The Spectre of Math

July 24, 2014

News …

Filed under: Politics — jlebl @ 4:29 pm

Interesting reading and comparison of news regarding Ukraine and Gaza. So apparently according to Russian media, people in the west have bad opinion of Russia only because the west has had a long lived fascist hatred of Russians. According to Israeli media, the rest of the world (except US) has a low opinion of Israel only because they are all anti-Semite.  It can’t be because anything we do or say, because we are perfect: even our farts do not smell [citation needed].

Rather interestingly [1], fewer (almost by half) Russians view Israel negatively percentagewise than do Americans.  So Americans are almost twice as anti-Semitic as Russians (this might be news to Jews living in Russia).

If negative opinion of a country was purely based on racism, then it means that racists are able to distinguish between for example North and South Koreans. Also South Koreans are really really racist, and they really really irrationally hate the North Koreans. Essentially as much as Egyptians irrationally hate Israelis. By the way notice that the survey asked if the country (not its people) has a positive influence on the world, but we are assuming I guess (at least in Russian and Israeli media) that nobody can tell the difference between the country and its citizens.

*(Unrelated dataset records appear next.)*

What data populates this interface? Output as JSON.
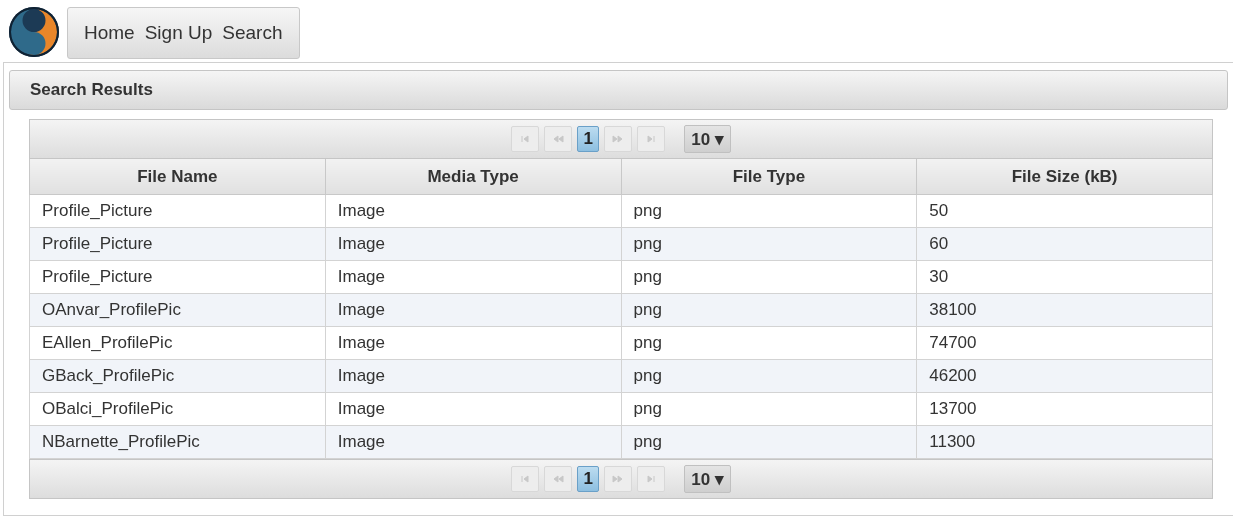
{
  "nav": {
    "links": [
      "Home",
      "Sign Up",
      "Search"
    ]
  },
  "panel": {
    "title": "Search Results"
  },
  "paginators": [
    {
      "buttons": [
        {
          "kind": "first",
          "disabled": true
        },
        {
          "kind": "prev",
          "disabled": true
        }
      ],
      "pages": [
        {
          "label": "1",
          "selected": true
        }
      ],
      "after": [
        {
          "kind": "next",
          "disabled": true
        },
        {
          "kind": "last",
          "disabled": true
        }
      ],
      "rows_per_page": "10 ▾"
    },
    {
      "buttons": [
        {
          "kind": "first",
          "disabled": true
        },
        {
          "kind": "prev",
          "disabled": true
        }
      ],
      "pages": [
        {
          "label": "1",
          "selected": true
        }
      ],
      "after": [
        {
          "kind": "next",
          "disabled": true
        },
        {
          "kind": "last",
          "disabled": true
        }
      ],
      "rows_per_page": "10 ▾"
    }
  ],
  "table": {
    "columns": [
      "File Name",
      "Media Type",
      "File Type",
      "File Size (kB)"
    ],
    "rows": [
      [
        "Profile_Picture",
        "Image",
        "png",
        "50"
      ],
      [
        "Profile_Picture",
        "Image",
        "png",
        "60"
      ],
      [
        "Profile_Picture",
        "Image",
        "png",
        "30"
      ],
      [
        "OAnvar_ProfilePic",
        "Image",
        "png",
        "38100"
      ],
      [
        "EAllen_ProfilePic",
        "Image",
        "png",
        "74700"
      ],
      [
        "GBack_ProfilePic",
        "Image",
        "png",
        "46200"
      ],
      [
        "OBalci_ProfilePic",
        "Image",
        "png",
        "13700"
      ],
      [
        "NBarnette_ProfilePic",
        "Image",
        "png",
        "11300"
      ]
    ]
  }
}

Also the French and the Germans seem to really really love each other. I mean … get a room you two. I mean the French and the Germans have always liked each other. Good thing the survey did not ask about Belgians, because those guys are terrible, we all hate the Belgians.

An interesting piece of information from that study is that Nigerians pretty much have a positive view of the world. Most countries they overwhelmingly love. And even Israel and North Korea manage to get over half of Nigerians to like them. They aren’t too crazy about Iranians and Pakistanis, but it’s not too bad either.

It must be wonderful to live in the world of simple explanations that always seem to indicate that the group you belong to is somehow superior to others, and others simply hate you because you are so good. I think we had a word for that …

[1] http://www.globescan.com/images/images/pressreleases/bbc2012_country_ratings/2012_bbc_country%20rating%20final%20080512.pdf

April 16, 2014

Putin vs. Godwin

Filed under: Politics — jlebl @ 5:18 am

I call Godwin’s law on Russia.  So, by the rules of Usenet, Russia has lost the argument.

I think the security council should adopt Godwin’s law.  Any time you call anyone a Nazi during an argument, you lose your veto power for that issue.

February 27, 2014

Numbers

Filed under: Economics,Politics — jlebl @ 12:43 am

When reading news, one should do some quick calculations to test for ridiculousness.  It really makes reading news far funnier.  Let us look at the 19 billion dollar deal where Facebook bought WhatsApp.  It is especially hilarious if we interpret this as how much do we as a society value WhatsApp versus some other things.  These are based on just quick googling, but they are for just eyeballing the thing, not to be taken exactly.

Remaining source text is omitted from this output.